While the present invention is described with reference to exemplary embodiments, it is to be understood that the present invention is not limited to the exemplary embodiments. The scope of the following claims is to be accorded the broadest interpretation so as to encompass all modifications and equivalent structures.

This application claims the benefit of Japanese Patent Application No. 2013-181562 filed Sep. 2, 2013, which is hereby incorporated by reference herein in its entirety.

Claims

1. An encoding apparatus comprising:

an image capture unit configured to capture an image through a lens;

a characteristic determination unit configured to determine characteristics of the image based on a difference between a predetermined region where characteristics of the lens influence image quality and another region;

a size determination unit configured to determine, based on the characteristics of the image, a block size used to divide a target block included in the image;

a division unit configured to divide the target block into a plurality of blocks based on the determined block size; and

a prediction coding unit configured to encode the plurality of blocks.

2. The encoding apparatus according to claim 1, wherein the block size determined for the remaining region includes a block size smaller than a block size assigned to the predetermined region.

3. The encoding apparatus according to claim 1, wherein the block size determined for the predetermined region includes a block size larger than a block size assigned to the remaining region.

4. The encoding apparatus according to claim 1, wherein

the predetermined region includes a region where information loss has occurred, and

if the region where information loss has occurred occupies the image of the first block, the size determination unit determines the block size as the first size.

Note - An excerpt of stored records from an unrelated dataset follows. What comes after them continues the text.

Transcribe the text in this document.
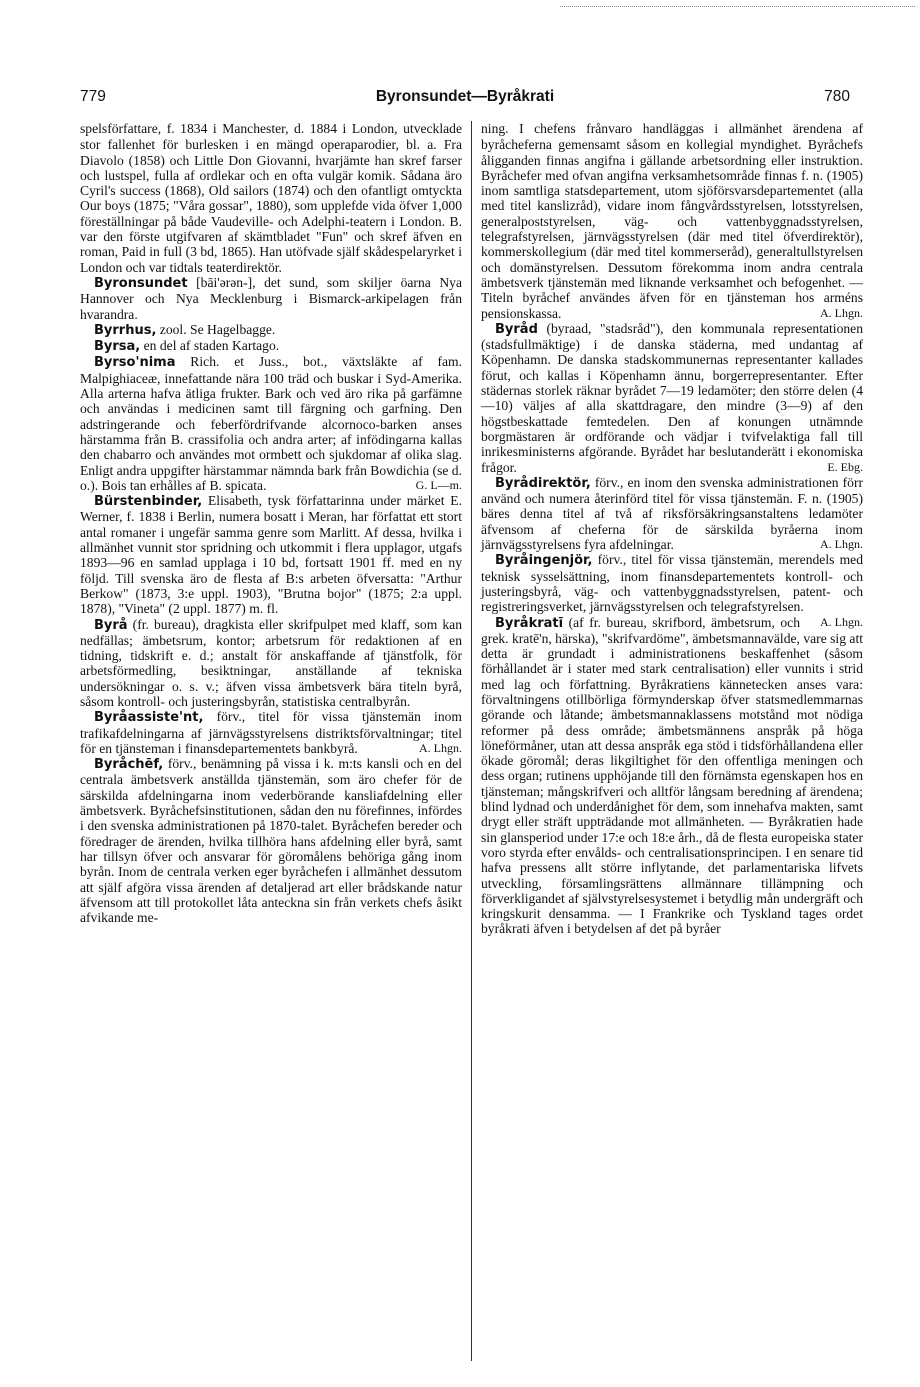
779	Byronsundet—Byråkrati	780

spelsförfattare, f. 1834 i Manchester, d. 1884 i London, utvecklade stor fallenhet för burlesken i en mängd operaparodier, bl. a. Fra Diavolo (1858) och Little Don Giovanni, hvarjämte han skref farser och lustspel, fulla af ordlekar och en ofta vulgär komik. Sådana äro Cyril's success (1868), Old sailors (1874) och den ofantligt omtyckta Our boys (1875; "Våra gossar", 1880), som upplefde vida öfver 1,000 föreställningar på både Vaudeville- och Adelphi-teatern i London. B. var den förste utgifvaren af skämtbladet "Fun" och skref äfven en roman, Paid in full (3 bd, 1865). Han utöfvade själf skådespelaryrket i London och var tidtals teaterdirektör.

Byronsundet [bāi'ərən-], det sund, som skiljer öarna Nya Hannover och Nya Mecklenburg i Bismarck-arkipelagen från hvarandra.

Byrrhus, zool. Se Hagelbagge.

Byrsa, en del af staden Kartago.

Byrso'nima Rich. et Juss., bot., växtsläkte af fam. Malpighiaceæ, innefattande nära 100 träd och buskar i Syd-Amerika. Alla arterna hafva ätliga frukter. Bark och ved äro rika på garfämne och användas i medicinen samt till färgning och garfning. Den adstringerande och feberfördrifvande alcornoco-barken anses härstamma från B. crassifolia och andra arter; af infödingarna kallas den chabarro och användes mot ormbett och sjukdomar af olika slag. Enligt andra uppgifter härstammar nämnda bark från Bowdichia (se d. o.). Bois tan erhålles af B. spicata.	G. L—m.

Bürstenbinder, Elisabeth, tysk författarinna under märket E. Werner, f. 1838 i Berlin, numera bosatt i Meran, har författat ett stort antal romaner i ungefär samma genre som Marlitt. Af dessa, hvilka i allmänhet vunnit stor spridning och utkommit i flera upplagor, utgafs 1893—96 en samlad upplaga i 10 bd, fortsatt 1901 ff. med en ny följd. Till svenska äro de flesta af B:s arbeten öfversatta: "Arthur Berkow" (1873, 3:e uppl. 1903), "Brutna bojor" (1875; 2:a uppl. 1878), "Vineta" (2 uppl. 1877) m. fl.

Byrå (fr. bureau), dragkista eller skrifpulpet med klaff, som kan nedfällas; ämbetsrum, kontor; arbetsrum för redaktionen af en tidning, tidskrift e. d.; anstalt för anskaffande af tjänstfolk, för arbetsförmedling, besiktningar, anställande af tekniska undersökningar o. s. v.; äfven vissa ämbetsverk bära titeln byrå, såsom kontroll- och justeringsbyrån, statistiska centralbyrån.

Byråassiste'nt, förv., titel för vissa tjänstemän inom trafikafdelningarna af järnvägsstyrelsens distriktsförvaltningar; titel för en tjänsteman i finansdepartementets bankbyrå.	A. Lhgn.

Byråchēf, förv., benämning på vissa i k. m:ts kansli och en del centrala ämbetsverk anställda tjänstemän, som äro chefer för de särskilda afdelningarna inom vederbörande kansliafdelning eller ämbetsverk. Byråchefsinstitutionen, sådan den nu förefinnes, infördes i den svenska administrationen på 1870-talet. Byråchefen bereder och föredrager de ärenden, hvilka tillhöra hans afdelning eller byrå, samt har tillsyn öfver och ansvarar för göromålens behöriga gång inom byrån. Inom de centrala verken eger byråchefen i allmänhet dessutom att själf afgöra vissa ärenden af detaljerad art eller brådskande natur äfvensom att till protokollet låta anteckna sin från verkets chefs åsikt afvikande me-

ning. I chefens frånvaro handläggas i allmänhet ärendena af byråcheferna gemensamt såsom en kollegial myndighet. Byråchefs åligganden finnas angifna i gällande arbetsordning eller instruktion. Byråchefer med ofvan angifna verksamhetsområde finnas f. n. (1905) inom samtliga statsdepartement, utom sjöförsvarsdepartementet (alla med titel kanslizråd), vidare inom fångvårdsstyrelsen, lotsstyrelsen, generalpoststyrelsen, väg- och vattenbyggnadsstyrelsen, telegrafstyrelsen, järnvägsstyrelsen (där med titel öfverdirektör), kommerskollegium (där med titel kommerseråd), generaltullstyrelsen och domänstyrelsen. Dessutom förekomma inom andra centrala ämbetsverk tjänstemän med liknande verksamhet och befogenhet. — Titeln byråchef användes äfven för en tjänsteman hos arméns pensionskassa.	A. Lhgn.

Byråd (byraad, "stadsråd"), den kommunala representationen (stadsfullmäktige) i de danska städerna, med undantag af Köpenhamn. De danska stadskommunernas representanter kallades förut, och kallas i Köpenhamn ännu, borgerrepresentanter. Efter städernas storlek räknar byrådet 7—19 ledamöter; den större delen (4—10) väljes af alla skattdragare, den mindre (3—9) af den högstbeskattade femtedelen. Den af konungen utnämnde borgmästaren är ordförande och vädjar i tvifvelaktiga fall till inrikesministerns afgörande. Byrådet har beslutanderätt i ekonomiska frågor.	E. Ebg.

Byrådirektör, förv., en inom den svenska administrationen förr använd och numera återinförd titel för vissa tjänstemän. F. n. (1905) bäres denna titel af två af riksförsäkringsanstaltens ledamöter äfvensom af cheferna för de särskilda byråerna inom järnvägsstyrelsens fyra afdelningar.	A. Lhgn.

Byråingenjör, förv., titel för vissa tjänstemän, merendels med teknisk sysselsättning, inom finansdepartementets kontroll- och justeringsbyrå, väg- och vattenbyggnadsstyrelsen, patent- och registreringsverket, järnvägsstyrelsen och telegrafstyrelsen.
A. Lhgn.

Byråkratī (af fr. bureau, skrifbord, ämbetsrum, och grek. kratē'n, härska), "skrifvardöme", ämbetsmannavälde, vare sig att detta är grundadt i administrationens beskaffenhet (såsom förhållandet är i stater med stark centralisation) eller vunnits i strid med lag och författning. Byråkratiens kännetecken anses vara: förvaltningens otillbörliga förmynderskap öfver statsmedlemmarnas görande och låtande; ämbetsmannaklassens motstånd mot nödiga reformer på dess område; ämbetsmännens anspråk på höga löneförmåner, utan att dessa anspråk ega stöd i tidsförhållandena eller ökade göromål; deras likgiltighet för den offentliga meningen och dess organ; rutinens upphöjande till den förnämsta egenskapen hos en tjänsteman; mångskrifveri och alltför långsam beredning af ärendena; blind lydnad och underdånighet för dem, som innehafva makten, samt drygt eller sträft uppträdande mot allmänheten. — Byråkratien hade sin glansperiod under 17:e och 18:e årh., då de flesta europeiska stater voro styrda efter envålds- och centralisationsprincipen. I en senare tid hafva pressens allt större inflytande, det parlamentariska lifvets utveckling, församlingsrättens allmännare tillämpning och förverkligandet af självstyrelsesystemet i betydlig mån undergräft och kringskurit densamma. — I Frankrike och Tyskland tages ordet byråkrati äfven i betydelsen af det på byråer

5. The encoding apparatus according to claim 1, wherein the size determination unit determines the block size so as to separate a complicated region including many high-frequency components from a flat region including many low-frequency components in the image of the first block.

6. The encoding apparatus according to claim wherein the prediction coding unit includes:

a predicted image generation unit configured to generate a predicted image of a coding target block in the first block; and

a processing unit configured to perform orthogonal transformation and quantization for a prediction error between the predicted image and an image of the coding target block of the image, and

wherein the size determination unit determines the size of the coding target block as the block size.

7. The encoding apparatus according to claim 6, wherein the size determination unit further determines, as a size not larger than the block size of the coding target block, a block size used as a processing unit by the processing unit.

8. A method comprising:

capturing an image through a lens;

determining characteristics of the image, the characteristics of the image are determined by discriminating between a predetermined region where characteristics of the lens influence image quality and a remaining region in the image;

determining, based on the characteristics of the image, a block size used to divide a target block included in the image;

dividing the target block into a plurality of blocks based on the determined block size; and

prediction coding the plurality of blocks.

9. A non-transitory storage medium that stores a program causing a computer to execute a method, the method comprising:

capturing an image through a lens;

determining characteristics of the image, the characteristics of the image are determined by discriminating between a predetermined region where characteristics of the lens influence image quality and a remaining region in the image;

determining, based on the characteristics of the image, a block size used to divide a target block included in the image;

dividing the target block into a plurality of blocks based on the determined block size; and

prediction coding the plurality of blocks.